Friday, September 23, 2016

Historical Alliance: First Nations sign treaty to block tar sands development

           At simultaneous signing ceremonies in Vancouver and Montréal, Thursday, September 22, 2016, the autumnal equinox, a (potentially) historical alliance was forged.

"The document, called the Treaty Alliance Against Tar Sands Expansion, commits its signatories to assist one another when called upon in the battle against oilsands expansion, and to work in partnership to move society towards more sustainable lifestyles. By aligning themselves with other Indigenous nations across Canada and the northern U.S., participants hope to ensure that dangerous projects are not able to "escape" by using alternative routes."
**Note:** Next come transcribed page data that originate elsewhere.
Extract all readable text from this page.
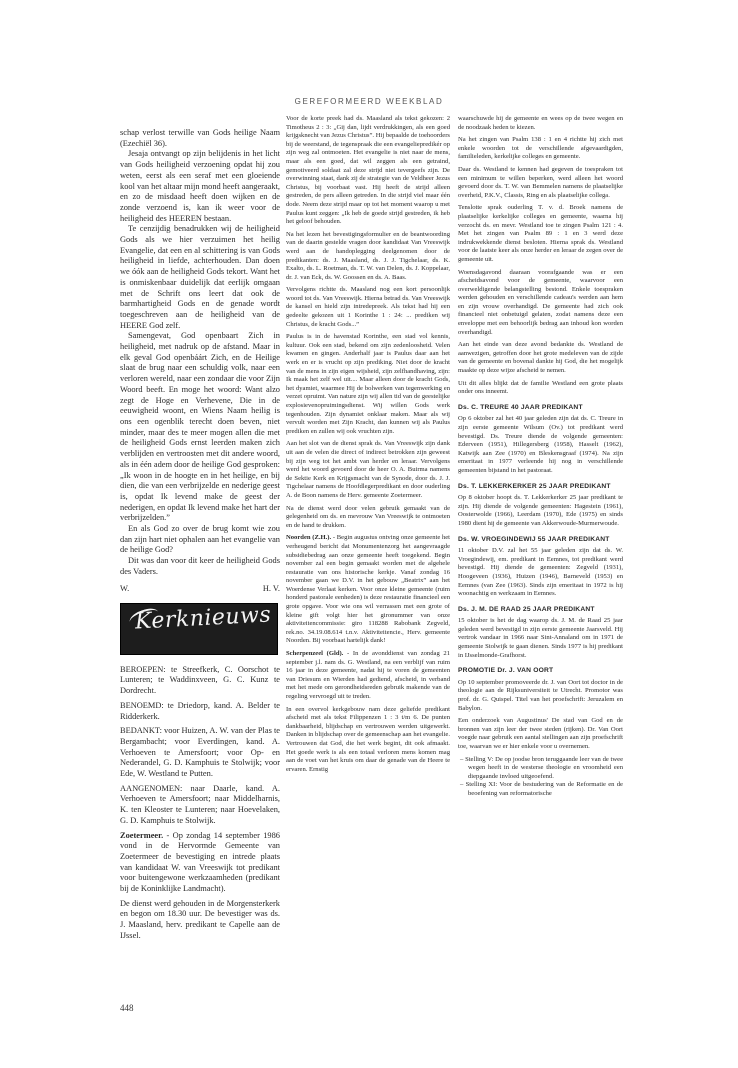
GEREFORMEERD WEEKBLAD

schap verlost terwille van Gods heilige Naam (Ezechiël 36).

Jesaja ontvangt op zijn belijdenis in het licht van Gods heiligheid verzoening opdat hij zou weten, eerst als een seraf met een gloeiende kool van het altaar mijn mond heeft aangeraakt, en zo de misdaad heeft doen wijken en de zonde verzoend is, kan ik weer voor de heiligheid des HEEREN bestaan.

Te cenzijdig benadrukken wij de heiligheid Gods als we hier verzuimen het heilig Evangelie, dat een en al schittering is van Gods heiligheid in liefde, achterhouden. Dan doen we óók aan de heiligheid Gods tekort. Want het is onmiskenbaar duidelijk dat eerlijk omgaan met de Schrift ons leert dat ook de barmhartigheid Gods en de genade wordt toegeschreven aan de heiligheid van de HEERE God zelf.

Samengevat, God openbaart Zich in heiligheid, met nadruk op de afstand. Maar in elk geval God openbáárt Zich, en de Heilige slaat de brug naar een schuldig volk, naar een verloren wereld, naar een zondaar die voor Zijn Woord beeft. En moge het woord: Want alzo zegt de Hoge en Verhevene, Die in de eeuwigheid woont, en Wiens Naam heilig is ons een ogenblik terecht doen beven, niet minder, maar des te meer mogen allen die met de heiligheid Gods ernst leerden maken zich verblijden en vertroosten met dit andere woord, als in één adem door de heilige God gesproken: „Ik woon in de hoogte en in het heilige, en bij dien, die van een verbrijzelde en nederige geest is, opdat Ik levend make de geest der nederigen, en opdat Ik levend make het hart der verbrijzelden.”

En als God zo over de brug komt wie zou dan zijn hart niet ophalen aan het evangelie van de heilige God?

Dit was dan voor dit keer de heiligheid Gods des Vaders.

W.	H. V.
Kerknieuws

BEROEPEN: te Streefkerk, C. Oorschot te Lunteren; te Waddinxveen, G. C. Kunz te Dordrecht.

BENOEMD: te Driedorp, kand. A. Belder te Ridderkerk.

BEDANKT: voor Huizen, A. W. van der Plas te Bergambacht; voor Everdingen, kand. A. Verhoeven te Amersfoort; voor Op- en Nederandel, G. D. Kamphuis te Stolwijk; voor Ede, W. Westland te Putten.

AANGENOMEN: naar Daarle, kand. A. Verhoeven te Amersfoort; naar Middelharnis, K. ten Kleoster te Lunteren; naar Hoevelaken, G. D. Kamphuis te Stolwijk.

Zoetermeer. - Op zondag 14 september 1986 vond in de Hervormde Gemeente van Zoetermeer de bevestiging en intrede plaats van kandidaat W. van Vreeswijk tot predikant voor buitengewone werkzaamheden (predikant bij de Koninklijke Landmacht).

De dienst werd gehouden in de Morgensterkerk en begon om 18.30 uur. De bevestiger was ds. J. Maasland, herv. predikant te Capelle aan de IJssel.

Voor de korte preek had ds. Maasland als tekst gekozen: 2 Timotheus 2 : 3: „Gij dan, lijdt verdrukkingen, als een goed krijgsknecht van Jezus Christus”. Hij bepaalde de toehoorders bij de weerstand, de tegenspraak die een evangeliepredikér op zijn weg zal ontmoeten. Het evangelie is niet naar de mens, maar als een goed, dat wil zeggen als een getraind, gemotiveerd soldaat zal deze strijd niet tevergeefs zijn. De overwinning staat, dank zij de strategie van de Veldheer Jezus Christus, bij voorbaat vast. Hij heeft de strijd alleen gestreden, de pers alleen getreden. In die strijd viel maar één dode. Neem deze strijd maar op tot het moment waarop u met Paulus kunt zeggen: „Ik heb de goede strijd gestreden, ik heb het geloof behouden.

Na het lezen het bevestigingsformulier en de beantwoording van de daarin gestelde vragen door kandidaat Van Vreeswijk werd aan de handoplegging deelgenomen door de predikanten: ds. J. Maasland, ds. J. J. Tigchelaar, ds. K. Exalto, ds. L. Roetman, ds. T. W. van Delen, ds. J. Koppelaar, dr. J. van Eck, ds. W. Goossen en ds. A. Baas.

Vervolgens richtte ds. Maasland nog een kort persoonlijk woord tot ds. Van Vreeswijk. Hierna betrad ds. Van Vreeswijk de kansel en hield zijn intredepreek. Als tekst had hij een gedeelte gekozen uit 1 Korinthe 1 : 24: ... prediken wij Christus, de kracht Gods...”

Paulus is in de havenstad Korinthe, een stad vol kennis, kultuur. Ook een stad, bekend om zijn zedenloosheid. Velen kwamen en gingen. Anderhalf jaar is Paulus daar aan het werk en er is vrucht op zijn prediking. Niet door de kracht van de mens in zijn eigen wijsheid, zijn zelfhandhaving, zijn: Ik maak het zelf wel uit.... Maar alleen door de kracht Gods, het dyamiet, waarmee Hij de bolwerken van tegenwerking en verzet opruimt. Van nature zijn wij allen tid van de geestelijke explosievenopruimingsdienst. Wij willen Gods werk tegenhouden. Zijn dynamiet onklaar maken. Maar als wij vervult worden met Zijn Kracht, dan kunnen wij als Paulus prediken en zullen wij ook vruchten zijn.

Aan het slot van de dienst sprak ds. Van Vreeswijk zijn dank uit aan de velen die direct of indirect betrokken zijn geweest bij zijn weg tot het ambt van herder en leraar. Vervolgens werd het woord gevoerd door de heer O. A. Buirma namens de Sektie Kerk en Krijgsmacht van de Synode, door ds. J. J. Tigchelaar namens de Hoofdlegerpredikant en door ouderling A. de Boon namens de Herv. gemeente Zoetermeer.

Na de dienst werd door velen gebruik gemaakt van de gelegenheid om ds. en mevrouw Van Vreeswijk te ontmoeten en de hand te drukken.

Noorden (Z.H.). - Begin augustus ontving onze gemeente het verheugend bericht dat Monumentenzorg het aangevraagde subsidiebedrag aan onze gemeente heeft toegekend. Begin november zal een begin gemaakt worden met de algehele restauratie van ons historische kerkje. Vanaf zondag 16 november gaan we D.V. in het gebouw „Beatrix” aan het Woerdense Verlaat kerken. Voor onze kleine gemeente (ruim honderd pastorale eenheden) is deze restauratie financieel een grote opgave. Voor wie ons wil verrassen met een grote of kleine gift volgt hier het gironummer van onze aktiviteitencommissie: giro 118288 Rabobank Zegveld, rek.no. 34.19.08.614 t.n.v. Aktiviteitencie., Herv. gemeente Noorden. Bij voorbaat hartelijk dank!

Scherpenzeel (Gld). - In de avonddienst van zondag 21 september j.l. nam ds. G. Westland, na een verblijf van ruim 16 jaar in deze gemeente, nadat hij te voren de gemeenten van Driesum en Wierden had gediend, afscheid, in verband met het mede om gerondheidsreden gebruik makende van de regeling vervroegd uit te treden.

In een overvol kerkgebouw nam deze geliefde predikant afscheid met als tekst Filippenzen 1 : 3 t/m 6. De punten dankbaarheid, blijdschap en vertrouwen werden uitgewerkt. Danken in blijdschap over de gemeenschap aan het evangelie. Vertrouwen dat God, die het werk begint, dit ook afmaakt. Het goede werk is als een totaal verloren mens komen mag aan de voet van het kruis om daar de genade van de Heere te ervaren. Ernstig

waarschuwde hij de gemeente en wees op de twee wegen en de noodzaak heden te kiezen.

Na het zingen van Psalm 138 : 1 en 4 richtte hij zich met enkele woorden tot de verschillende afgevaardigden, familieleden, kerkelijke colleges en gemeente.

Daar ds. Westland te kennen had gegeven de toespraken tot een minimum te willen beperken, werd alleen het woord gevoerd door ds. T. W. van Bemmelen namens de plaatselijke overheid, P.K.V., Classis, Ring en als plaatselijke collega.

Tenslotte sprak ouderling T. v. d. Broek namens de plaatselijke kerkelijke colleges en gemeente, waarna hij verzocht ds. en mevr. Westland toe te zingen Psalm 121 : 4. Met het zingen van Psalm 89 : 1 en 3 werd deze indrukwekkende dienst besloten. Hierna sprak ds. Westland voor de laatste keer als onze herder en leraar de zegen over de gemeente uit.

Woensdagavond daaraan voorafgaande was er een afscheidsavond voor de gemeente, waarvoor een overweldigende belangstelling bestond. Enkele toespraken werden gehouden en verschillende cadeau's werden aan hem en zijn vrouw overhandigd. De gemeente had zich ook financieel niet onbetuigd gelaten, zodat namens deze een enveloppe met een behoorlijk bedrag aan inhoud kon worden overhandigd.

Aan het einde van deze avond bedankte ds. Westland de aanwezigen, getroffen door het grote medeleven van de zijde van de gemeente en bovenal dankte hij God, die het mogelijk maakte op deze wijze afscheid te nemen.

Uit dit alles blijkt dat de familie Westland een grote plaats onder ons inneemt.

Ds. C. TREURE 40 JAAR PREDIKANT

Op 6 oktober zal het 40 jaar geleden zijn dat ds. C. Treure in zijn eerste gemeente Wilsum (Ov.) tot predikant werd bevestigd. Ds. Treure diende de volgende gemeenten: Ederveen (1951), Hillegersberg (1958), Hasselt (1962), Katwijk aan Zee (1970) en Bleskensgraaf (1974). Na zijn emeritaat in 1977 verleende hij nog in verschillende gemeenten bijstand in het pastoraat.

Ds. T. LEKKERKERKER 25 JAAR PREDIKANT

Op 8 oktober hoopt ds. T. Lekkerkerker 25 jaar predikant te zijn. Hij diende de volgende gemeenten: Hagestein (1961), Oosterwolde (1966), Leerdam (1970), Ede (1975) en sinds 1980 dient hij de gemeente van Akkerwoude-Murmerwoude.

Ds. W. VROEGINDEWIJ 55 JAAR PREDIKANT

11 oktober D.V. zal het 55 jaar geleden zijn dat ds. W. Vroegindewij, em. predikant in Eemnes, tot predikant werd bevestigd. Hij diende de gemeenten: Zegveld (1931), Hoogeveen (1936), Huizen (1946), Barneveld (1953) en Eemnes (van Zee (1963). Sinds zijn emeritaat in 1972 is hij woonachtig en werkzaam in Eemnes.

Ds. J. M. DE RAAD 25 JAAR PREDIKANT

15 oktober is het de dag waarop ds. J. M. de Raad 25 jaar geleden werd bevestigd in zijn eerste gemeente Jaarsveld. Hij vertrok vandaar in 1966 naar Sint-Annaland om in 1971 de gemeente Stolwijk te gaan dienen. Sinds 1977 is hij predikant in IJsselmonde-Grafhorst.

PROMOTIE Dr. J. VAN OORT

Op 10 september promoveerde dr. J. van Oort tot doctor in de theologie aan de Rijksuniversiteit te Utrecht. Promotor was prof. dr. G. Quispel. Titel van het proefschrift: Jeruzalem en Babylon.

Een onderzoek van Augustinus' De stad van God en de bronnen van zijn leer der twee steden (rijken). Dr. Van Oort voegde naar gebruik een aantal stellingen aan zijn proefschrift toe, waarvan we er hier enkele voor u overnemen.

– Stelling V: De op joodse bron teruggaande leer van de twee wegen heeft in de westerse theologie en vroomheid een diepgaande invloed uitgeoefend.
– Stelling XI: Voor de bestudering van de Reformatie en de beoefening van reformatorische
448
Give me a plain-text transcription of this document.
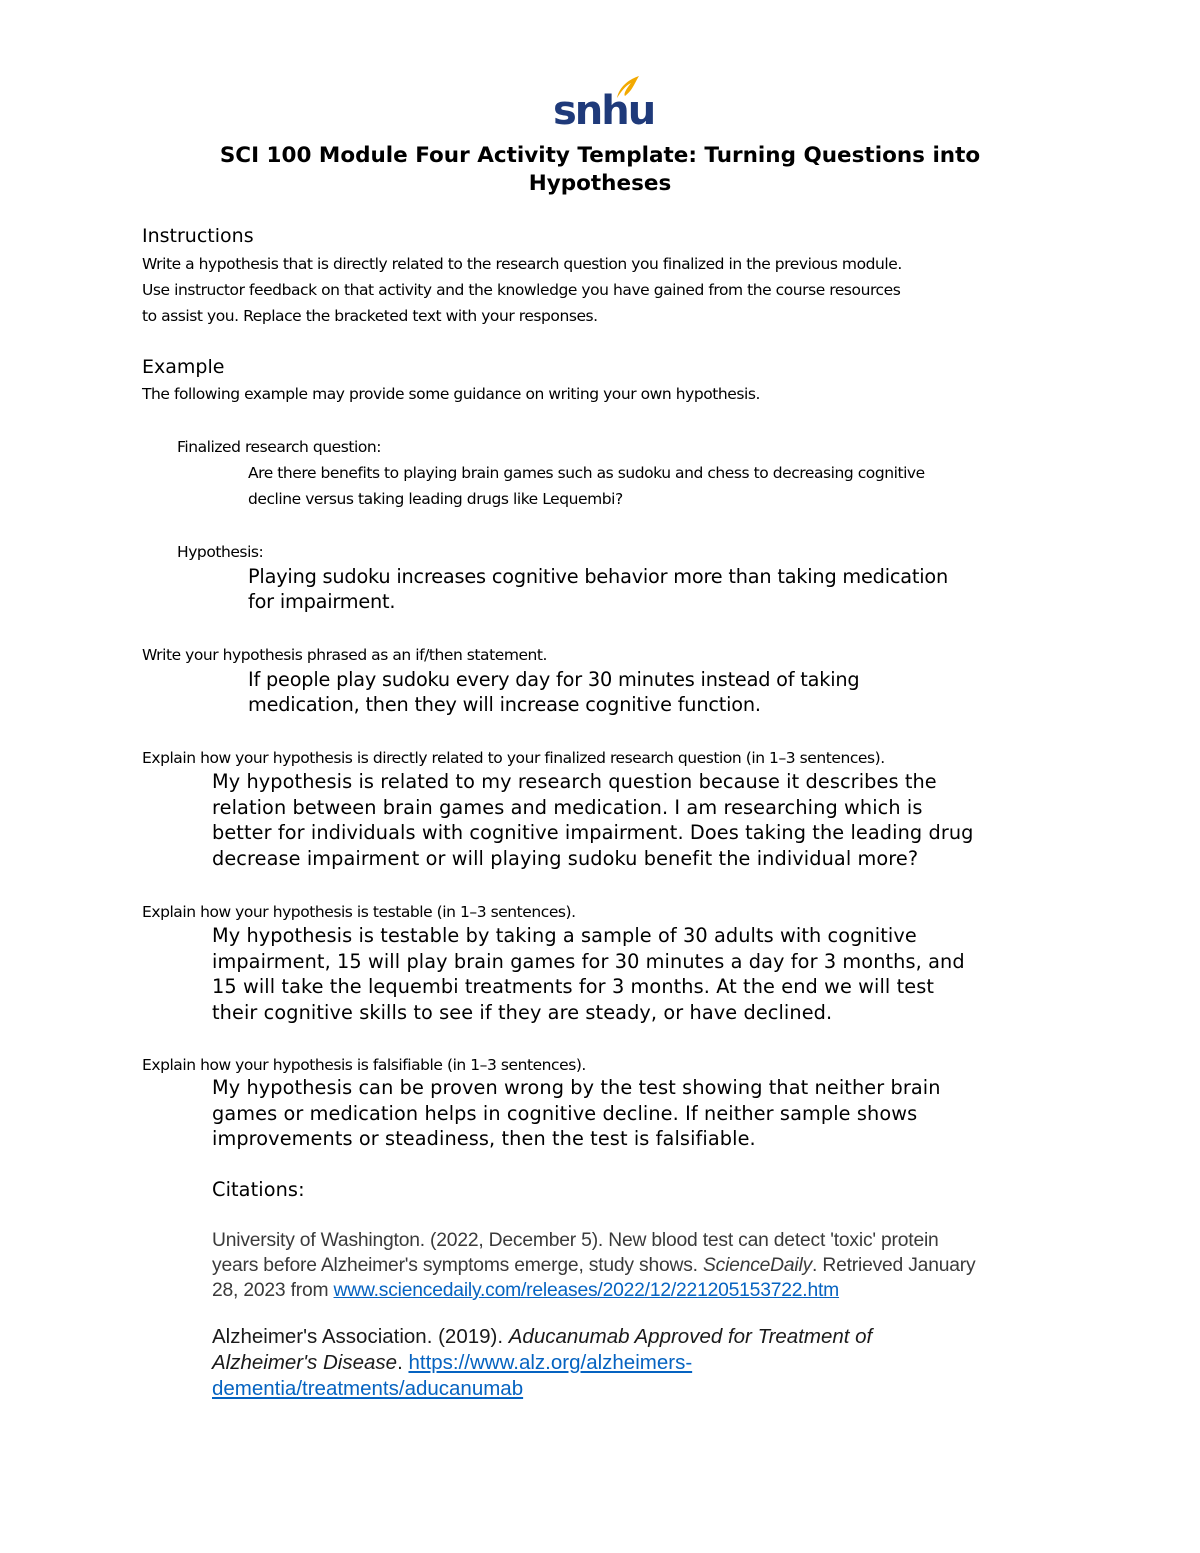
snhu
SCI 100 Module Four Activity Template: Turning Questions into
Hypotheses
Instructions
Write a hypothesis that is directly related to the research question you finalized in the previous module.
Use instructor feedback on that activity and the knowledge you have gained from the course resources
to assist you. Replace the bracketed text with your responses.
Example
The following example may provide some guidance on writing your own hypothesis.
Finalized research question:
Are there benefits to playing brain games such as sudoku and chess to decreasing cognitive
decline versus taking leading drugs like Lequembi?
Hypothesis:
Playing sudoku increases cognitive behavior more than taking medication
for impairment.
Write your hypothesis phrased as an if/then statement.
If people play sudoku every day for 30 minutes instead of taking
medication, then they will increase cognitive function.
Explain how your hypothesis is directly related to your finalized research question (in 1–3 sentences).
My hypothesis is related to my research question because it describes the
relation between brain games and medication. I am researching which is
better for individuals with cognitive impairment. Does taking the leading drug
decrease impairment or will playing sudoku benefit the individual more?
Explain how your hypothesis is testable (in 1–3 sentences).
My hypothesis is testable by taking a sample of 30 adults with cognitive
impairment, 15 will play brain games for 30 minutes a day for 3 months, and
15 will take the lequembi treatments for 3 months. At the end we will test
their cognitive skills to see if they are steady, or have declined.
Explain how your hypothesis is falsifiable (in 1–3 sentences).
My hypothesis can be proven wrong by the test showing that neither brain
games or medication helps in cognitive decline. If neither sample shows
improvements or steadiness, then the test is falsifiable.
Citations:
University of Washington. (2022, December 5). New blood test can detect 'toxic' protein
years before Alzheimer's symptoms emerge, study shows. ScienceDaily. Retrieved January
28, 2023 from www.sciencedaily.com/releases/2022/12/221205153722.htm
Alzheimer's Association. (2019). Aducanumab Approved for Treatment of
Alzheimer's Disease. https://www.alz.org/alzheimers-
dementia/treatments/aducanumab
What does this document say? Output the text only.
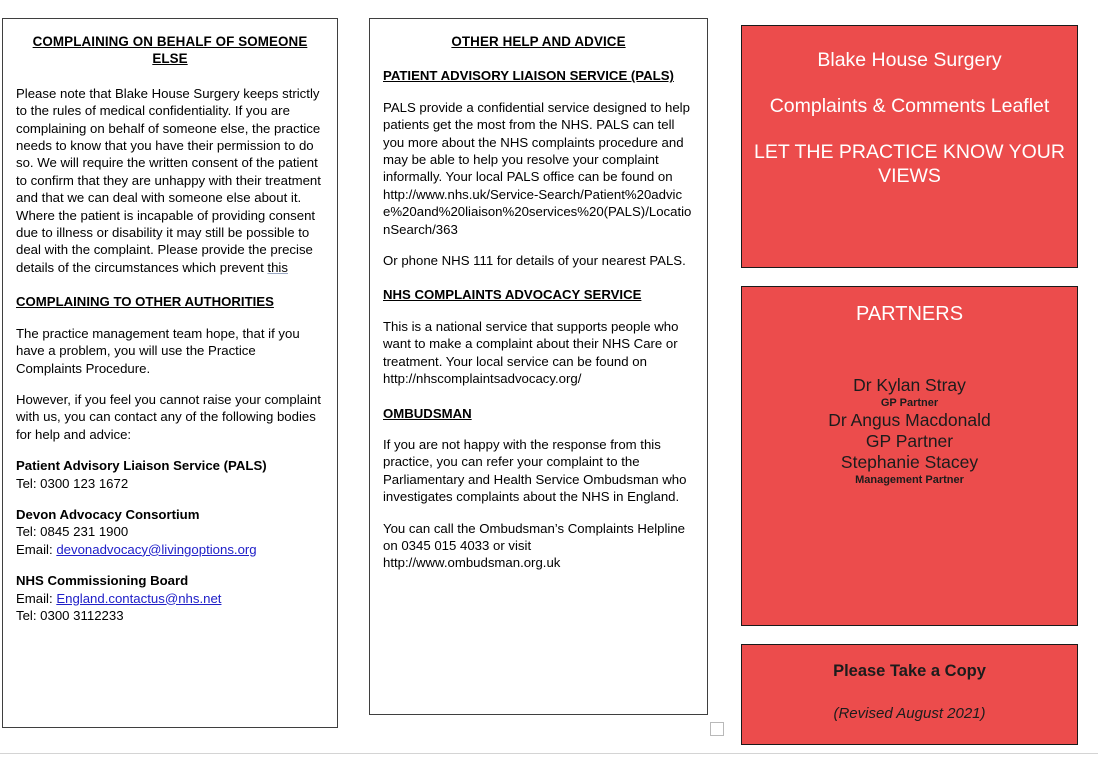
COMPLAINING ON BEHALF OF SOMEONE ELSE

Please note that Blake House Surgery keeps strictly to the rules of medical confidentiality. If you are complaining on behalf of someone else, the practice needs to know that you have their permission to do so. We will require the written consent of the patient to confirm that they are unhappy with their treatment and that we can deal with someone else about it.

Where the patient is incapable of providing consent due to illness or disability it may still be possible to deal with the complaint. Please provide the precise details of the circumstances which prevent this

COMPLAINING TO OTHER AUTHORITIES

The practice management team hope, that if you have a problem, you will use the Practice Complaints Procedure.

However, if you feel you cannot raise your complaint with us, you can contact any of the following bodies for help and advice:

Patient Advisory Liaison Service (PALS)

Tel: 0300 123 1672

Devon Advocacy Consortium

Tel: 0845 231 1900

Email: devonadvocacy@livingoptions.org

NHS Commissioning Board

Email: England.contactus@nhs.net

Tel: 0300 3112233

OTHER HELP AND ADVICE
PATIENT ADVISORY LIAISON SERVICE (PALS)

PALS provide a confidential service designed to help patients get the most from the NHS. PALS can tell you more about the NHS complaints procedure and may be able to help you resolve your complaint informally. Your local PALS office can be found on

http://www.nhs.uk/Service-Search/Patient%20advice%20and%20liaison%20services%20(PALS)/LocationSearch/363

Or phone NHS 111 for details of your nearest PALS.

NHS COMPLAINTS ADVOCACY SERVICE

This is a national service that supports people who want to make a complaint about their NHS Care or treatment. Your local service can be found on

http://nhscomplaintsadvocacy.org/

OMBUDSMAN

If you are not happy with the response from this practice, you can refer your complaint to the Parliamentary and Health Service Ombudsman who investigates complaints about the NHS in England.

You can call the Ombudsman’s Complaints Helpline on 0345 015 4033 or visit

http://www.ombudsman.org.uk

Blake House Surgery
Complaints & Comments Leaflet
LET THE PRACTICE KNOW YOUR VIEWS
PARTNERS
Dr Kylan Stray
GP Partner
Dr Angus Macdonald
GP Partner
Stephanie Stacey
Management Partner
Please Take a Copy
(Revised August 2021)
"As sovereign Indigenous Nations, we enter this treaty pursuant to our inherent legal authority and responsibility to protect our respective territories from threats to our lands, waters, air and climate, but we do so knowing full well that it is in the best interest of all peoples, both Indigenous and non-Indigenous, to put a stop to the threat of Tar Sands expansion.
We wish to work in collaboration with all peoples and all governments in building a more equitable and sustainable future, one that will produce healthier and more prosperous communities across Turtle Island and beyond, as well as preserve and protect our peoples’ way of life."

          This is interesting news - to say the least! To take it at face value, after five centuries of colonization, ethnocide and forced cultural assimilation, aboriginal peoples around the world are rising, phoenix-like from their ashes. What it all means in the long scheme of things is anyone's guess. One can speculate, based on historical precedent, of course. It may simply be that, living on the margins of the dominant European culture, aboriginal peoples are more attuned to the ongoing implosion of that culture. We, non-aboriginals, living in the cultural epicenter, are more fully "hypnotized" by the dominant culture's narratives and glitz. It is easier for the aboriginal than for us to "jump ship", to search for viable alternatives to Nonsustainable "Development". They, the marginalized "natives", were never fully part of our crew in the first place, never fully assimilated and yet never fully severed from their roots. We are perhaps now discovering that those ancient spiritual, cultural roots are still alive, still capable of drawing nourishment from earth, water, air and fire (the sun).